La causa era evidente: desde aquella enorme mansión se vertían muchas mañanas, al despuntar el alba, cubos y más cubos de sangre, tiñendo de rojo el precario adoquinado. Por allí se filtraba la sangre, dejando una pestilencia inconfundible. Alguno preguntó y se le dijo escuetamente que la dueña de esa mansión provenía de una zona muy alejada del país, y por lo tanto tenía sus propias costumbres respecto a hábitos alimenticios. La sangre pertenecía a animales. Terneras, cerdos, ovejas, conejos, ciervos, gallinas.

En un primer momento los vecinos, curiosos y también molestos por aquel insoportable hedor que provenía de la Blütgasse, lo creyeron. Quisieron creerlo. Necesitaban hacerlo.

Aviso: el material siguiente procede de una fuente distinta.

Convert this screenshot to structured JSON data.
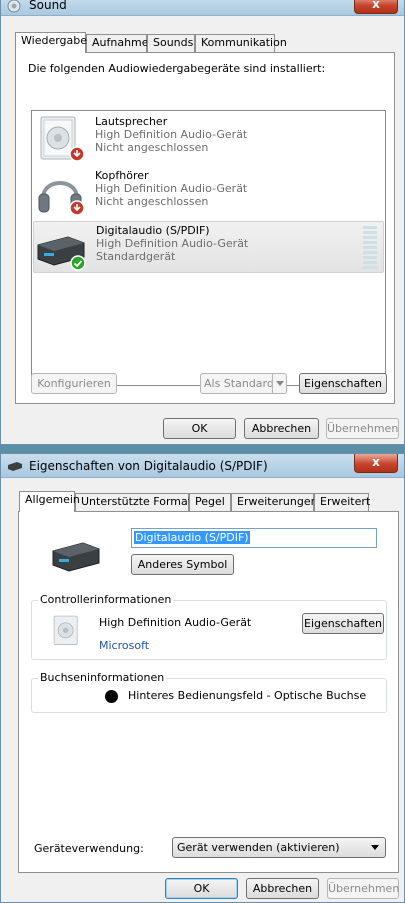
{
  "sound_window": {
    "title": "Sound",
    "close_label": "x",
    "tabs": [
      "Wiedergabe",
      "Aufnahme",
      "Sounds",
      "Kommunikation"
    ],
    "intro_text": "Die folgenden Audiowiedergabegeräte sind installiert:",
    "devices": [
      {
        "name": "Lautsprecher",
        "line1": "High Definition Audio-Gerät",
        "line2": "Nicht angeschlossen",
        "icon": "speaker-icon",
        "status_icon": "disconnected-icon"
      },
      {
        "name": "Kopfhörer",
        "line1": "High Definition Audio-Gerät",
        "line2": "Nicht angeschlossen",
        "icon": "headphones-icon",
        "status_icon": "disconnected-icon"
      },
      {
        "name": "Digitalaudio (S/PDIF)",
        "line1": "High Definition Audio-Gerät",
        "line2": "Standardgerät",
        "icon": "digital-audio-icon",
        "status_icon": "default-check-icon"
      }
    ],
    "buttons": {
      "configure": "Konfigurieren",
      "set_default": "Als Standard",
      "properties": "Eigenschaften",
      "ok": "OK",
      "cancel": "Abbrechen",
      "apply": "Übernehmen"
    }
  },
  "props_window": {
    "title": "Eigenschaften von Digitalaudio (S/PDIF)",
    "close_label": "x",
    "tabs": [
      "Allgemein",
      "Unterstützte Formate",
      "Pegel",
      "Erweiterungen",
      "Erweitert"
    ],
    "device_name_value": "Digitalaudio (S/PDIF)",
    "change_icon_button": "Anderes Symbol",
    "controller": {
      "group_title": "Controllerinformationen",
      "name": "High Definition Audio-Gerät",
      "vendor": "Microsoft",
      "properties_button": "Eigenschaften"
    },
    "jack": {
      "group_title": "Buchseninformationen",
      "text": "Hinteres Bedienungsfeld - Optische Buchse"
    },
    "usage_label": "Geräteverwendung:",
    "usage_value": "Gerät verwenden (aktivieren)",
    "buttons": {
      "ok": "OK",
      "cancel": "Abbrechen",
      "apply": "Übernehmen"
    }
  },
  "colors": {
    "link": "#2255a4",
    "selection": "#3399ff",
    "default_check": "#2aa52a",
    "disconnected": "#c0392b"
  }
}
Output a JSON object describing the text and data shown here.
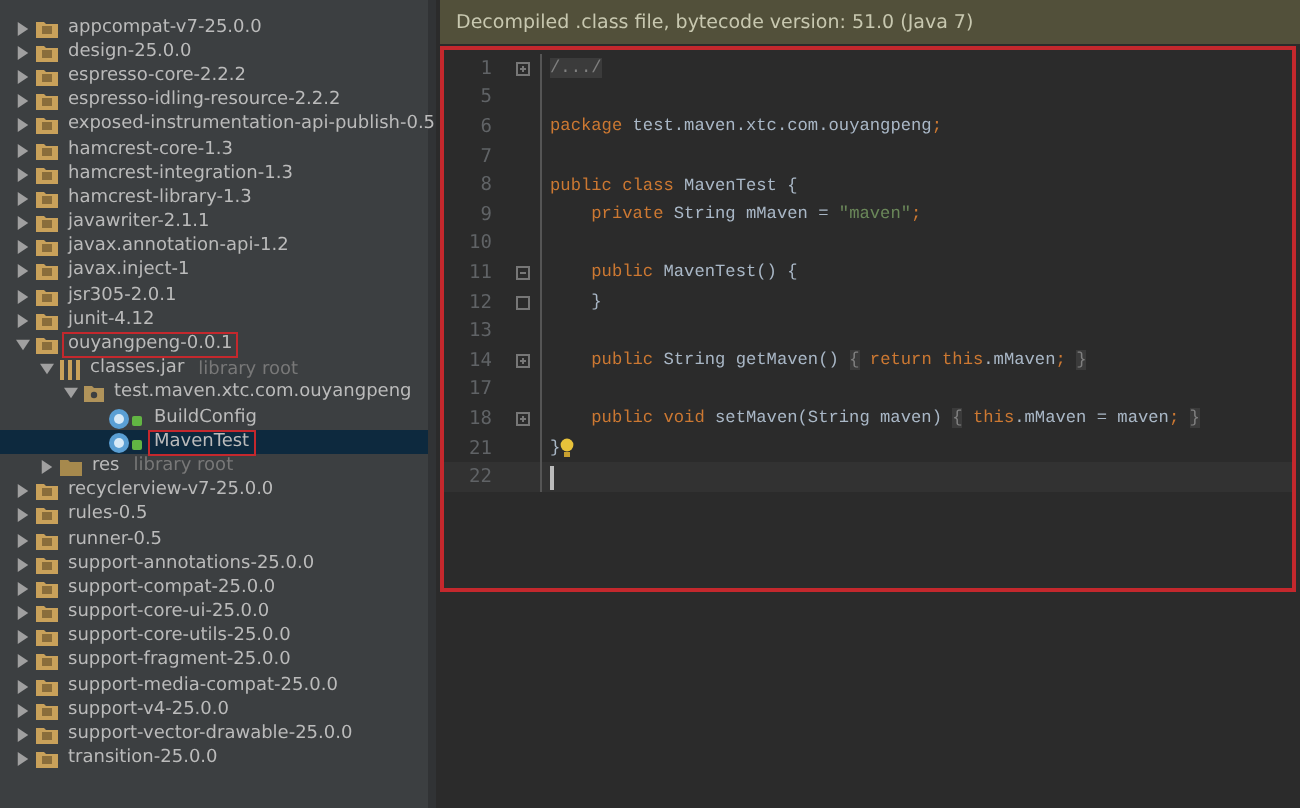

En cualquier caso lo otro, lo que de alguna manera ya había empezado a cobrar forma indefinida en sus conciencias, era inimaginable.

Pero las protestas crecieron. Incluso algunos monjes del convento de los agustinos afirmaron haber oído gritos humanos. Por otra parte, nunca nadie pudo ver que allí fueran transportados animales para las matanzas a las que vagamente, y siempre con malos modos, se aludía ante las lógicas demandas de explicaciones.